Mattawamkeag — Jeff Laboone didn’t expect to be a hero, but that’s just what people in this town are calling him.
Laboone could sense the pit party he was attending was starting to run out of steam.
“Just a bunch of trucks, people hanging out, drinking, shit like that,” he said. But something was off.
“It was half-dead. No tunes at all. Fucking sucked!” he told us. Laboone, who had visited a Marine recruiter shortly after high school, couldn’t ignore the signs.
“The party was going to die, it was 9 o’clock and people were talking about leaving,” he said. At that point, he remembered he had an old CD he had burned in the glove box of his truck.

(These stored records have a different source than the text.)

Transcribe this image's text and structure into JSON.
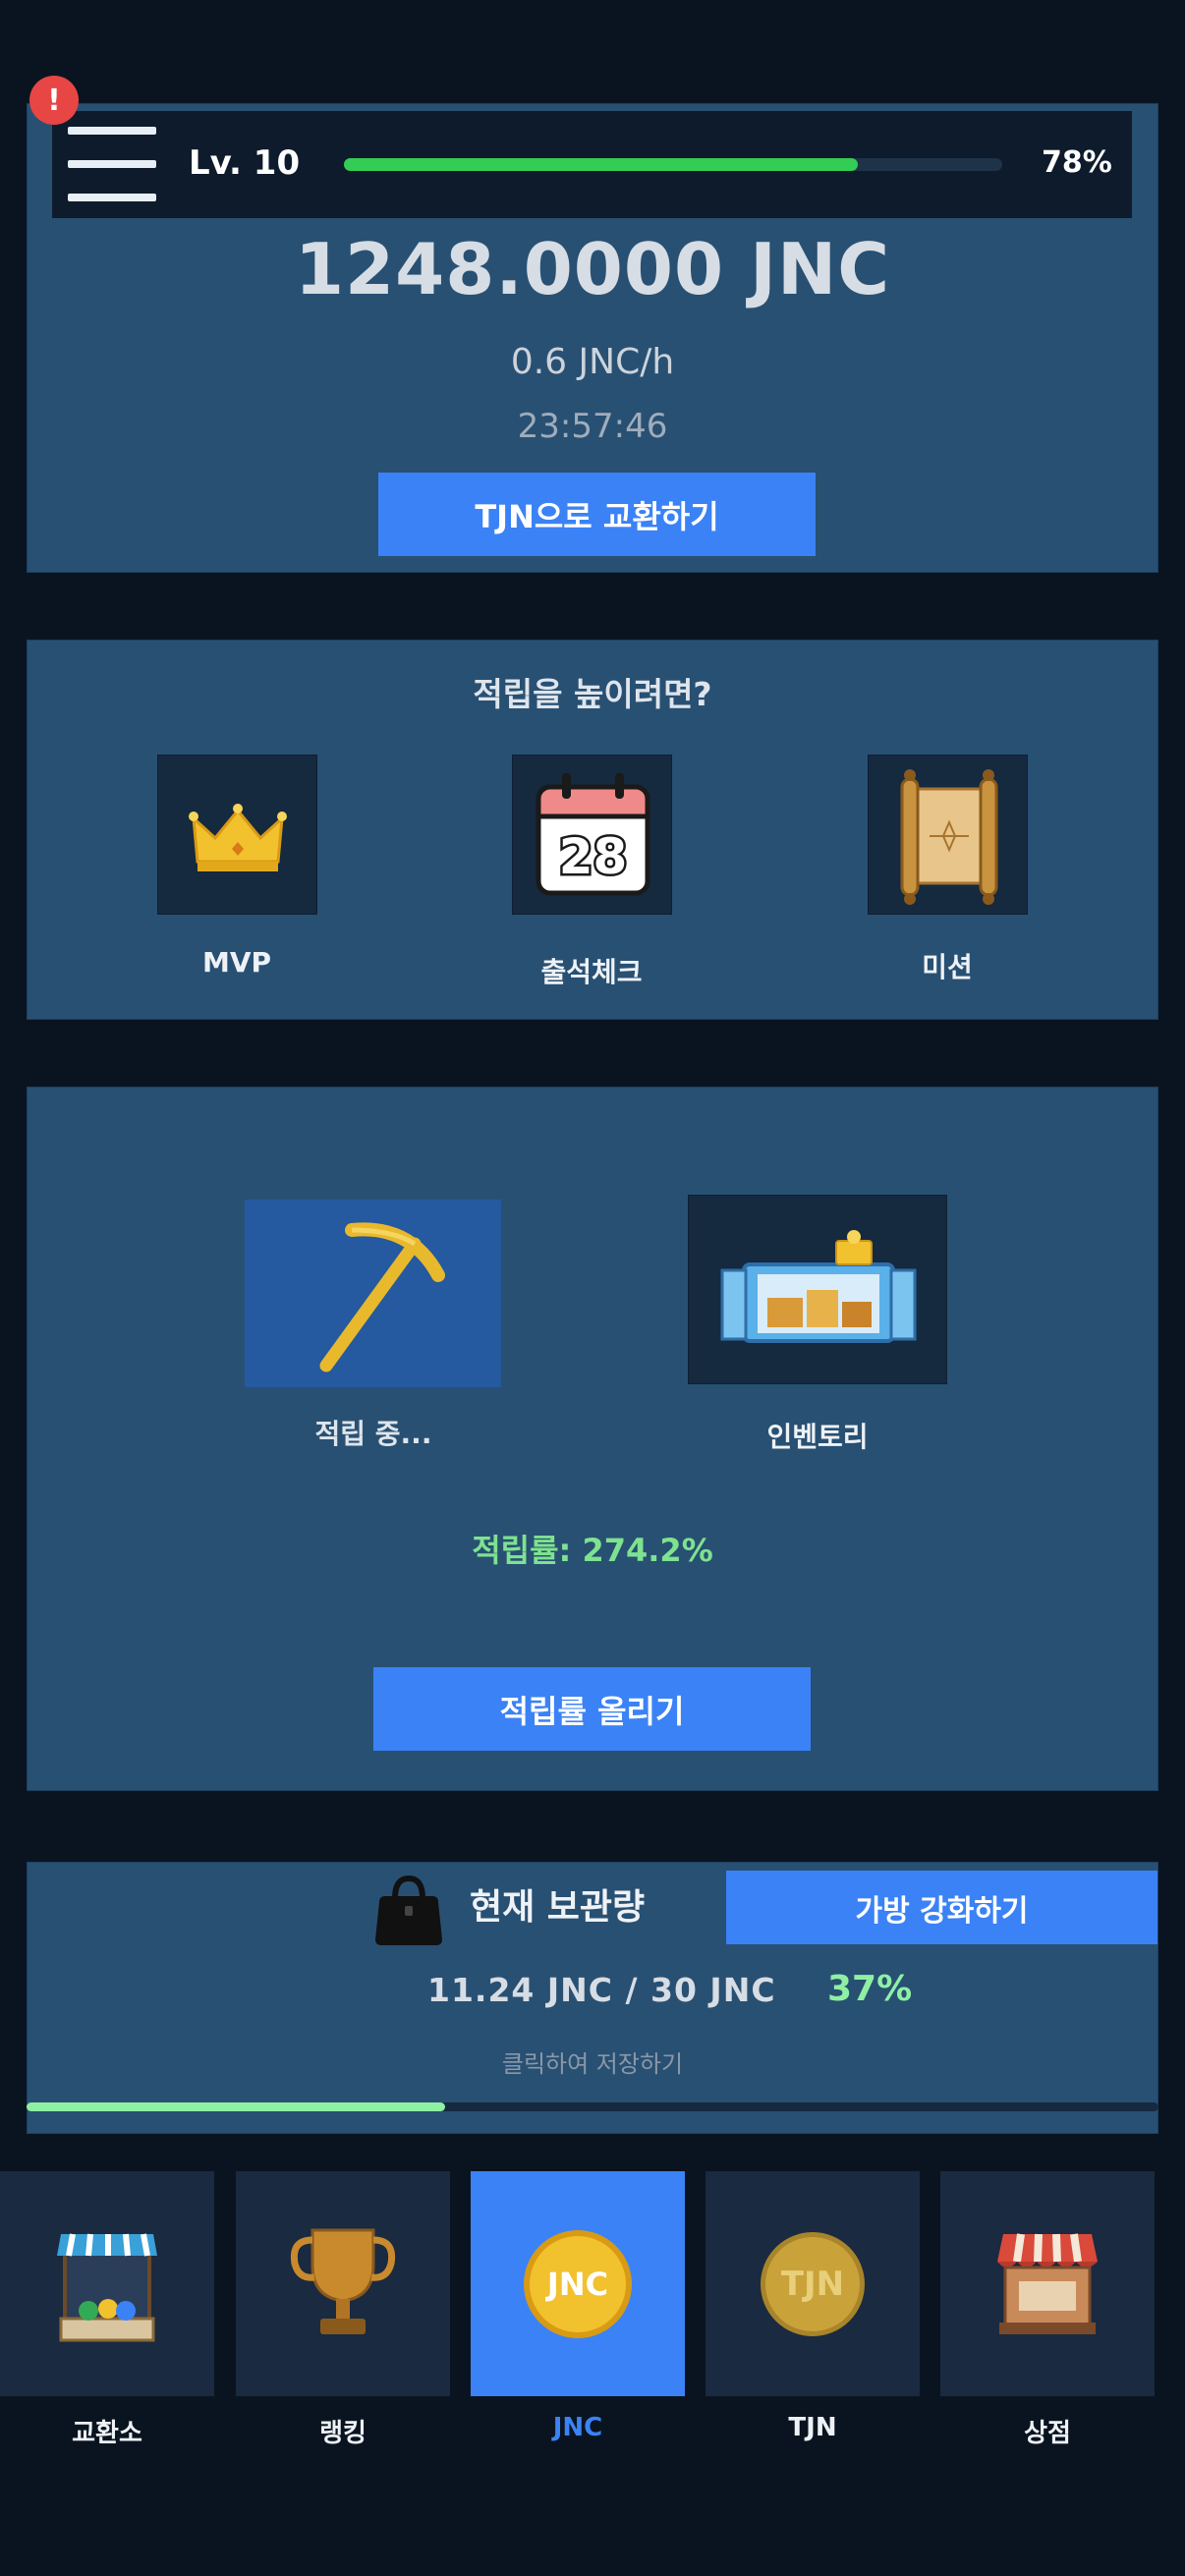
{
  "header": {
    "alert": "!",
    "level": "Lv. 10",
    "xp_progress": 0.78,
    "xp_percent": "78%"
  },
  "balance": {
    "amount": "1248.0000 JNC",
    "rate": "0.6 JNC/h",
    "timer": "23:57:46",
    "exchange_label": "TJN으로 교환하기"
  },
  "boost": {
    "title": "적립을 높이려면?",
    "items": [
      {
        "label": "MVP",
        "icon": "crown-icon"
      },
      {
        "label": "출석체크",
        "icon": "calendar-icon",
        "calendar_day": "28"
      },
      {
        "label": "미션",
        "icon": "scroll-icon"
      }
    ]
  },
  "mining": {
    "status_label": "적립 중...",
    "inventory_label": "인벤토리",
    "rate_text": "적립률: 274.2%",
    "upgrade_label": "적립률 올리기"
  },
  "storage": {
    "title": "현재 보관량",
    "upgrade_label": "가방 강화하기",
    "amount": "11.24 JNC / 30 JNC",
    "percent": "37%",
    "progress": 0.37,
    "hint": "클릭하여 저장하기"
  },
  "nav": {
    "items": [
      {
        "label": "교환소",
        "icon": "market-stall-icon",
        "active": false
      },
      {
        "label": "랭킹",
        "icon": "trophy-icon",
        "active": false
      },
      {
        "label": "JNC",
        "icon": "jnc-coin-icon",
        "active": true,
        "coin_text": "JNC"
      },
      {
        "label": "TJN",
        "icon": "tjn-coin-icon",
        "active": false,
        "coin_text": "TJN"
      },
      {
        "label": "상점",
        "icon": "shop-icon",
        "active": false
      }
    ]
  },
  "colors": {
    "background": "#0a1420",
    "panel": "#285073",
    "accent": "#3b82f6",
    "xp_green": "#33cc55",
    "success_green": "#8ff0a4",
    "alert_red": "#e84545"
  }
}
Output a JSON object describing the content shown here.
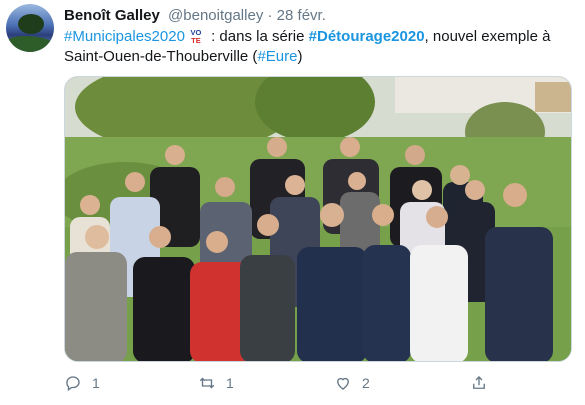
{
  "tweet": {
    "author_name": "Benoît Galley",
    "author_handle": "@benoitgalley",
    "separator": "·",
    "date": "28 févr.",
    "text": {
      "hashtag1": "#Municipales2020",
      "vote_top": "VO",
      "vote_bottom": "TE",
      "part1": " : dans la série ",
      "hashtag2": "#Détourage2020",
      "part2": ", nouvel exemple à Saint-Ouen-de-Thouberville (",
      "hashtag3": "#Eure",
      "part3": ")"
    },
    "avatar_icon": "landscape-avatar",
    "image_description_icon": "group-photo-icon"
  },
  "actions": {
    "reply_count": "1",
    "retweet_count": "1",
    "like_count": "2",
    "reply_icon": "reply-icon",
    "retweet_icon": "retweet-icon",
    "like_icon": "heart-icon",
    "share_icon": "share-icon"
  },
  "colors": {
    "link": "#1b95e0",
    "muted": "#657786",
    "text": "#14171a",
    "border": "#ccd6dd"
  }
}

“I fucking popped it in and hit play and it was fucking Thunderstruck and everyone was like ‘oh right the fuck on’ and shit started getting wild!” he remembered.
Alison Cherry also recalled the unparalleled heroism on display.
“Shit sucked but then that song come on and I was like ‘gimme another Twisted Tea!’”
The party was saved, but like any good hero, Laboone went above and beyond the call of duty.
“After Thunderstruck was over, I played it again and then went right into Back in Black.”
Laboone is definitely enjoying his new-found fame.
“They call me Poon Laboone because of how much I get laid,” he said with a smile.